Anycast provider for SMTP?

Joe Abley jabley at hopcount.ca
Mon Jun 15 18:58:05 UTC 2015


Hi Joe,

On 15 Jun 2015, at 13:50, Joe Hamelin wrote:

> I have a mail system where there are two MX hosts, one in the US and 
> one in
> Europe.  Both have a DNS MX record metric of 10 so a bastardized
> round-robin takes place.  This does not work so well when one site 
> goes
> down.   My solution will be to place a load balancer in a hosting site
> (virtual, of course) and have it provide HA.  But what about HA for 
> the
> LB?  At first glance anycasting would seem to be a great idea but 
> there is
> a problem of broken sessions when routes change.
>
> Have any of you seen something like this work in the wild?

If you can give responses to QTYPE=MX queries that match the location of 
the client, you can approximate this without deploying your SMTP servers 
using anycast. This feels like a simpler solution to operate; anycast 
sometimes pits BGP-fearing, syseng people against neteng people when 
things break at 3am, and if that rings true for you then a solution that 
avoids it might be of interest.

So, suppose clients in region A could query NETHEAD.COM/IN/MX and get a 
response that looks like

   NETHEAD.COM. IN MX 10 REGION-A-MX.NETHEAD.COM.
                IN MX 20 REGION-B-MX.NETHEAD.COM.
                IN MX 20 REGION-C-MX.NETHEAD.COM.

whereas clients in region B might see a response that looks more 
sensible to them:

   NETHEAD.COM. IN MX 10 REGION-B-MX.NETHEAD.COM.
                IN MX 20 REGION-A-MX.NETHEAD.COM.
                IN MX 20 REGION-C-MX.NETHEAD.COM.

etc, etc.

That way you still get a reasonable fallback in the event that one MX 
target is unreachable for a particular client, but you steer the bulk of 
your traffic in a way that makes sense (and which your syseng people 
don't have to understand the details of).
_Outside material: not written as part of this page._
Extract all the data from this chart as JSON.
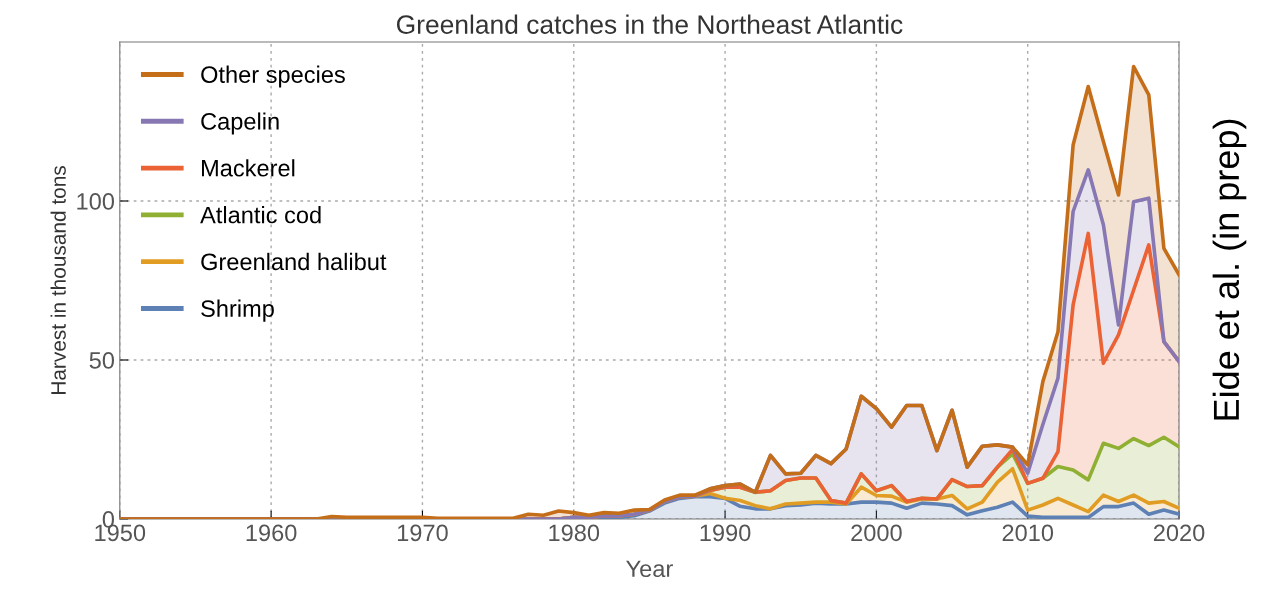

You can achieve the above DNS trickery using various load balancers that 
other people in this thread have already mentioned. You can also install 
your own geomaps in your own nameservers and handle it yourself, or you 
can buy managed DNS service from various people that can do this kind of 
thing.

Disclaimer: Dyn, for whom I work, sells such a service.